DNA and BSA Binding Studies of New Pd(II) Bisthiocarbohydrazone Complexes: From Anticancer Drug Analogue to Anticovid Candidates

Abstract

Two new Pd(II) complexes derived from bioactive 1,5-bis(2-benzoylpyridine)thiocarbohydrazone (1) and 1,5-bis(di(2-pyridyl)ketone)thiocarbohydrazone (2) are found to have high putative propensity to the active sites of the SARS-CoV-2 viral protease Mpro compared to active repurposed drugs. The complexes were physicochemically characterized and their solid state band gaps (Eg) were determined.
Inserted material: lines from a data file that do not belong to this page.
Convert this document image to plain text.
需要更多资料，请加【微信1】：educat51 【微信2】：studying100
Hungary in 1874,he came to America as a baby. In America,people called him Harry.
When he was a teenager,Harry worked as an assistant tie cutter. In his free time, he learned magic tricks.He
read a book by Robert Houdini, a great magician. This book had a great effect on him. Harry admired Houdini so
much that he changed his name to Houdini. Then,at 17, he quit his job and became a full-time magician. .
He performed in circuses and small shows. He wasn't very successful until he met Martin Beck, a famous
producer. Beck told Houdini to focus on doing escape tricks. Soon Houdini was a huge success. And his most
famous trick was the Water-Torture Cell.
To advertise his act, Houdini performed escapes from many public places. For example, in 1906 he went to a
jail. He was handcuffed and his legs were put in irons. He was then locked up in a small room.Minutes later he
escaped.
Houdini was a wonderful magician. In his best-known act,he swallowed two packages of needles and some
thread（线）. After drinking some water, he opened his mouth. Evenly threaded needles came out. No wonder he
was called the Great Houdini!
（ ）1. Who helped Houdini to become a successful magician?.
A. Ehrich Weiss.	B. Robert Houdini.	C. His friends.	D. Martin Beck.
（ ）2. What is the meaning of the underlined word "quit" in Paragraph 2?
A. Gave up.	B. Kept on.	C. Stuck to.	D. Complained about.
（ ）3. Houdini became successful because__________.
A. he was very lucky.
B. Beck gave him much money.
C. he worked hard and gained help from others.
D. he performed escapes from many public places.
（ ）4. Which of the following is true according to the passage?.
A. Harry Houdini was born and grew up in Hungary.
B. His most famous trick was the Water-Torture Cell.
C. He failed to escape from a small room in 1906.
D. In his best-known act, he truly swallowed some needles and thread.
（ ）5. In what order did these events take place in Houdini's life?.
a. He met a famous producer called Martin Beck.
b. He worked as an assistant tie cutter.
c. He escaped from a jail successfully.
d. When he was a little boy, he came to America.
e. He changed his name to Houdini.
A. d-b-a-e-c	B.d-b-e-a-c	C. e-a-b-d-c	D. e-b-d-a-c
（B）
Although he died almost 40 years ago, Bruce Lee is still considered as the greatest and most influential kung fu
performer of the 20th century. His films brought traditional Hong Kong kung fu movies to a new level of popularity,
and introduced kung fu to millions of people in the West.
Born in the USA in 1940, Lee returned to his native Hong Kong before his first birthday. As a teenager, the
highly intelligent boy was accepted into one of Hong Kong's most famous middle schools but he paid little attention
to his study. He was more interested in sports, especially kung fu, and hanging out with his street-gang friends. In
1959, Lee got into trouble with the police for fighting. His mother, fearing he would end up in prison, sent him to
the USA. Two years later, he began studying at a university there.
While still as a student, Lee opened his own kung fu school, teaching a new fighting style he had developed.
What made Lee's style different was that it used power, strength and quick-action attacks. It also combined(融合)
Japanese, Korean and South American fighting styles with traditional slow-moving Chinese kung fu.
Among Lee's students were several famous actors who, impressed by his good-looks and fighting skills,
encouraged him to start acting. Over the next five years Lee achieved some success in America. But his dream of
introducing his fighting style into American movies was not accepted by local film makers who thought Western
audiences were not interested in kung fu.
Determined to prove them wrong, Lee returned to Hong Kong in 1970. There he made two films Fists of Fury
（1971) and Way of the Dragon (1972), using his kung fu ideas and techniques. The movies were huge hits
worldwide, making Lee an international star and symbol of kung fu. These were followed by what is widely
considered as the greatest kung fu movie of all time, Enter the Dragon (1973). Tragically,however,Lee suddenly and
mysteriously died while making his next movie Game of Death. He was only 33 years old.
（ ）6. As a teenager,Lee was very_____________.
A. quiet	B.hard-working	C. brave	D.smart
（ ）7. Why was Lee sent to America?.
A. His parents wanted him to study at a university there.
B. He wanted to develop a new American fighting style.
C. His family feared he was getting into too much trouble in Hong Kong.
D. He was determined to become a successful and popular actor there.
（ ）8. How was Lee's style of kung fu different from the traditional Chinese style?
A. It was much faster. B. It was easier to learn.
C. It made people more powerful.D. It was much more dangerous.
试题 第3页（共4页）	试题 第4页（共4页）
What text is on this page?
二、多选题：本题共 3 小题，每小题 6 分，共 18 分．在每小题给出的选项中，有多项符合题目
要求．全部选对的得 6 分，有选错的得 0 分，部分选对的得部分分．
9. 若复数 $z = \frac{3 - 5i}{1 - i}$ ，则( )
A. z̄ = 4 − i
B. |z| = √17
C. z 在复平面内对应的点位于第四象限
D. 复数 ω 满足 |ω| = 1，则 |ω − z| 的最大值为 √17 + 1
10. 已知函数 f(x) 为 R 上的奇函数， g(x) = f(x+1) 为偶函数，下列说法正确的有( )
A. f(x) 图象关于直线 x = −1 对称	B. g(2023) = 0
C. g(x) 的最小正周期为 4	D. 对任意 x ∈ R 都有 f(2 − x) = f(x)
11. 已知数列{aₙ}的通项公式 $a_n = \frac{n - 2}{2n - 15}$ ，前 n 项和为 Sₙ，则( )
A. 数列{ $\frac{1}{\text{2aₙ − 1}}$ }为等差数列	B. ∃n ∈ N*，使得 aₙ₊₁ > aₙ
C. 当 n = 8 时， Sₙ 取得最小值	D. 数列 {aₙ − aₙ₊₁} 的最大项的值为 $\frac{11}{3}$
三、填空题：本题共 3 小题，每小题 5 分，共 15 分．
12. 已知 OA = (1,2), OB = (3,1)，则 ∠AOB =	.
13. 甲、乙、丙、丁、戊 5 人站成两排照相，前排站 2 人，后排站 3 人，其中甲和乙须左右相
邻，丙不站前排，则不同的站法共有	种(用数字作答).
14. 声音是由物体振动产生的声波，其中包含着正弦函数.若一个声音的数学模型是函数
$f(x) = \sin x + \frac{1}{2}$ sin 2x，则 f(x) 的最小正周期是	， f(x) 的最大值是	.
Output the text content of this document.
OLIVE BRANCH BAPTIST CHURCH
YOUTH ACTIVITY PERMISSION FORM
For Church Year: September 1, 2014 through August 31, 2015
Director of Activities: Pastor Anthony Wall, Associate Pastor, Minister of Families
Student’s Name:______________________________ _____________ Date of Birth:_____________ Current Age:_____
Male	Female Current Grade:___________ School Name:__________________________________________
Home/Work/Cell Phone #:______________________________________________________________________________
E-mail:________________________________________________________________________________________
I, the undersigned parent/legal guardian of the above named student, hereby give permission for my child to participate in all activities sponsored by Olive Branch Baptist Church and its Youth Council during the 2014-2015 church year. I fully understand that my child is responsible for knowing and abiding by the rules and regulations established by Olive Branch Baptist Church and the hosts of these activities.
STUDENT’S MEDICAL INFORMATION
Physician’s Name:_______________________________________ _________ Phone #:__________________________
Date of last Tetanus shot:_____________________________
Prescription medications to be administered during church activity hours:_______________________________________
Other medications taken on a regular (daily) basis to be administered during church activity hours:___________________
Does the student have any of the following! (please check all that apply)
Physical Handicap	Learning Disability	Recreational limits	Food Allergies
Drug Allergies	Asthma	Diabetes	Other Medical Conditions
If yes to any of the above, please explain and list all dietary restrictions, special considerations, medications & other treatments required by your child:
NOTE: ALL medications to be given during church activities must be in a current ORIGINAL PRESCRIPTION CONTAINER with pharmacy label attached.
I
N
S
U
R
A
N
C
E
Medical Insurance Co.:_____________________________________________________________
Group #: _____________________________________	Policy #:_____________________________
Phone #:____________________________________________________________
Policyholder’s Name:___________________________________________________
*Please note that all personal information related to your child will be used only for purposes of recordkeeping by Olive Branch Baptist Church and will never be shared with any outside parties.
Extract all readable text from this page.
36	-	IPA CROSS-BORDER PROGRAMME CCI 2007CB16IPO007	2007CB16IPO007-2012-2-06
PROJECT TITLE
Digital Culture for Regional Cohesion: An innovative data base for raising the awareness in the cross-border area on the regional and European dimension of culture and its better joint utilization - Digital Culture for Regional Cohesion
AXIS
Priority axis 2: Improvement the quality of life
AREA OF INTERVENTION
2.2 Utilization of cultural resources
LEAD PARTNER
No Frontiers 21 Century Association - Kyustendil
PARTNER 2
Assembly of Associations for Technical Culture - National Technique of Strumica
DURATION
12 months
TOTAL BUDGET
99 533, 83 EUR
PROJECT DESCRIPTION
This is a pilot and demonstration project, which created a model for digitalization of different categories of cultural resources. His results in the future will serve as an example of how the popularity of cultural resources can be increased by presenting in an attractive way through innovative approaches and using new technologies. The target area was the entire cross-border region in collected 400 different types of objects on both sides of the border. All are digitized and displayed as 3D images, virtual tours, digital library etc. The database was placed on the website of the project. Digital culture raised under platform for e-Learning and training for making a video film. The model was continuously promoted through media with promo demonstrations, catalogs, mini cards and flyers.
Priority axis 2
The DFT calculations corroborate with the experimental data and provide insight about their possible chemical and biological reactivity. Both the complexes showed enhanced in vitro cytotoxicity against DLA tumor cells with their increasing concentration. The in silico molecular docking studies of the palladium(II) complexes with the biomolecules duplex DNA and BSA protein exhibit good binding affinity. The interaction ability of these complexes with calf thymus DNA and BSA protein are explored. The absorption spectral study of the interaction with CT-DNA reveals that both the complexes effectively bind with DNA and the fluorescence spectral study confirms the groove mode of binding. The complex 2 having pyridyl groups in place of phenyl groups as compared to the complex 1, binds DNA more effectively. Both the complexes were found to have strong interactions with BSA protein also. The complex 2 again has more affinity for BSA protein based on experimental binding and quenching constant values and the putative molecular docking studies. The binding potential of both the complexes with the Omicron spike protein was also investigated and found to have a comparable efficiency with its controls ivermectin and levosalbutamol.